Rae Wallace would rather drown in a vat of pinot greezh and be eaten by her own beagle than make another trip down the aisle--even if it is her best friend's wedding. She's too busy molding the minds of first graders and polishing that ol' novel in the drawer to waste time on any man, unless it's Jason Segel.
But when her be-fris stage an intervention, Rae is forced to give in. After all, they've hatched a plan to help her find love the 21st century way: online. She's skeptical of this electronic chlamydia catcher, but she's out to prove she hasn't been too picky with men.
However, when a familiar fella's profile pops up--the dangerously hot substitute teacher from work (Nick)--Rae swipes herself right into a new problem...
This book was as it promised to be--light women's fiction with a lot of laugh out loud moments. Though it wasn't the deepest, the humour was lovely.
Rae's tone was absolutely fantastic--she's super witty and it's hilarious. I loved how she commented on the world and how I could very easily imagine her as someone I knew in real life. The way she interacted with the app was highly entertaining, and I adored how she and her friends were first grade teachers--not exactly what I had expected. I'm not the biggest fan of characters who are writers trying to be published simply because it's overused, but she at least had a great tone.
I did feel like Rae had the tendency to be quite judgemental--there was one scene in particular where she finds one guy with something wrong with him physically, and it's never quite clear if he just had a bad circumcision or some birth deformity, but nonetheless, something about how he looked was enough for her to lose interest in him despite how she had been completely into him prior. It fits with her character, but sometimes she really passed too much judgement.
This is mainly a book about guys, but Rae at least acknowledges that. She has an inherent mistrust of men in general and doesn't think that she'll find love, yet she seems to spend most of her time thinking about them or at the bar trying to pick one up. Quite contrarily, the ultimate message of this book seemed to be that Rae was happy when she had a man.

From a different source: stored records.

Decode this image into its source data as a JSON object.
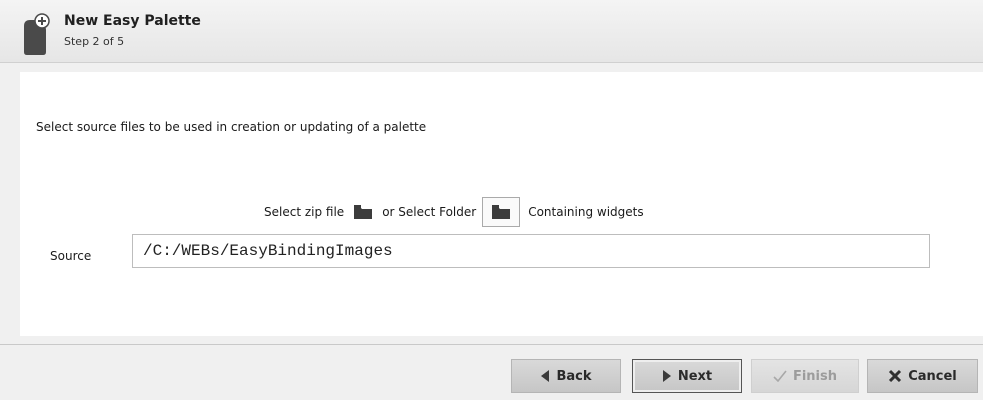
{
  "header": {
    "title": "New Easy Palette",
    "step": "Step 2 of 5",
    "icon": "palette-add-icon"
  },
  "main": {
    "instruction": "Select source files to be used in creation or updating of a palette",
    "select_zip_label": "Select zip file",
    "or_select_folder_label": "or Select Folder",
    "containing_widgets_label": "Containing widgets",
    "source_label": "Source",
    "source_value": "/C:/WEBs/EasyBindingImages"
  },
  "footer": {
    "back_label": "Back",
    "next_label": "Next",
    "finish_label": "Finish",
    "cancel_label": "Cancel"
  },
  "colors": {
    "header_bg": "#e8e8e8",
    "content_bg": "#ffffff",
    "button_bg": "#cfcfcf",
    "disabled_text": "#9c9c9c"
  }
}
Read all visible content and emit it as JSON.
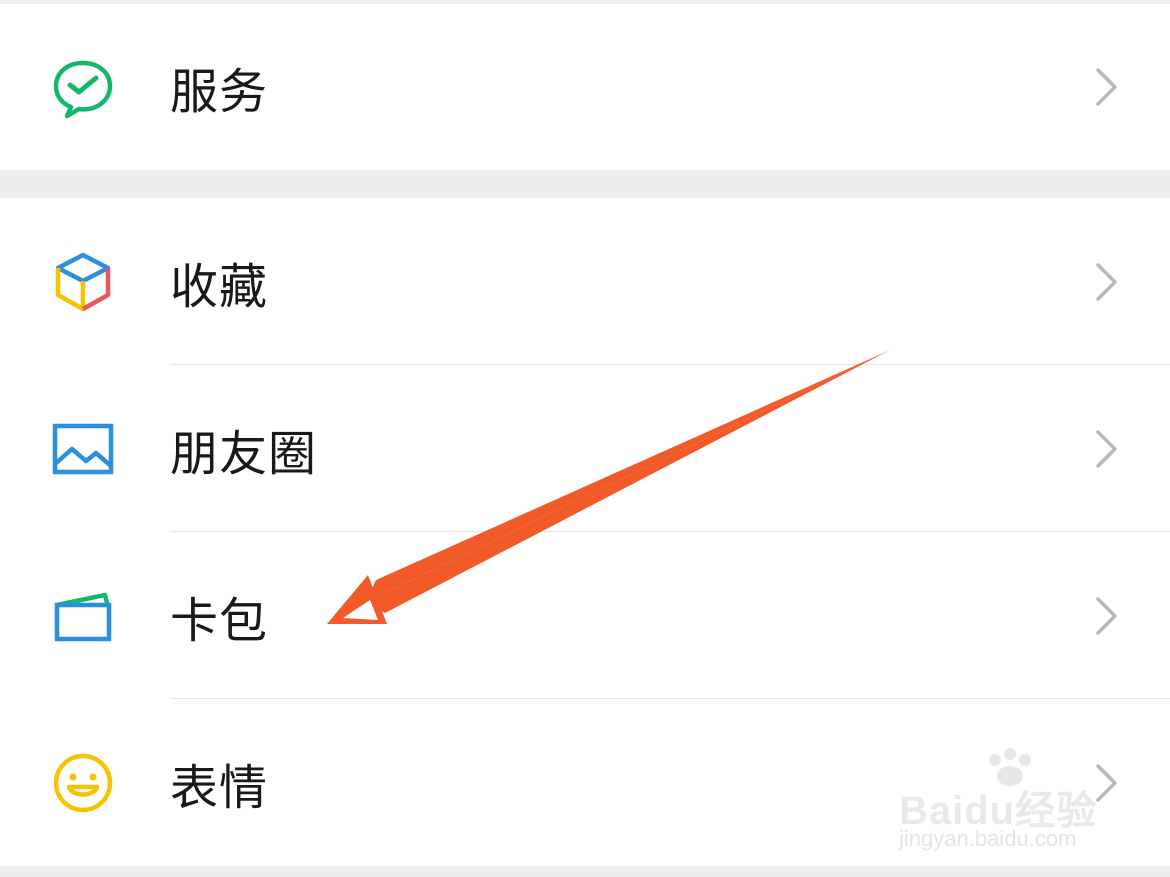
{
  "menu": {
    "group1": [
      {
        "label": "服务",
        "icon": "wechat-pay-icon",
        "color": "#09bb07"
      }
    ],
    "group2": [
      {
        "label": "收藏",
        "icon": "favorites-cube-icon",
        "color": "#2b8fe0"
      },
      {
        "label": "朋友圈",
        "icon": "moments-picture-icon",
        "color": "#2b8fe0"
      },
      {
        "label": "卡包",
        "icon": "card-wallet-icon",
        "color": "#2b8fe0"
      },
      {
        "label": "表情",
        "icon": "sticker-smiley-icon",
        "color": "#f5c300"
      }
    ]
  },
  "annotation": {
    "arrow_color": "#f25a28",
    "points_to": "卡包"
  },
  "watermark": {
    "brand": "Baidu经验",
    "url": "jingyan.baidu.com"
  }
}
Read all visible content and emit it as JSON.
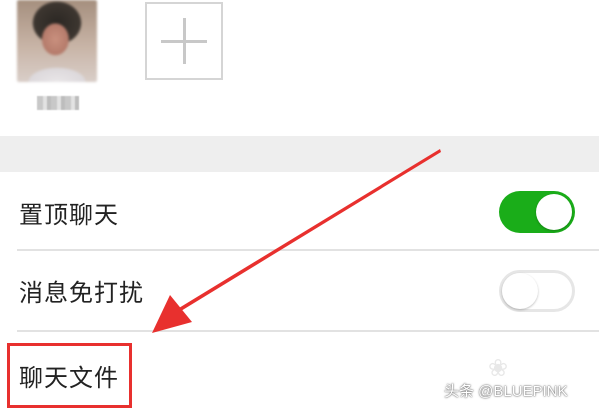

This was quite opposing to her strong friendship with fellow female teachers. Though she wasn't particularly supportive at time and seemed to want to ignore problems, she did value them quite a lot. A few of the scenes at the end of the book were quite heartening.
Oh, and she strangely uses hashtags all over the place... and it's really annoying. Not sure why the author decided to do that.
While this book will not teach you any underlying messages, it's a quick and easy book with some lovely scenes.
I received a free copy of this book in exchange for an honest review.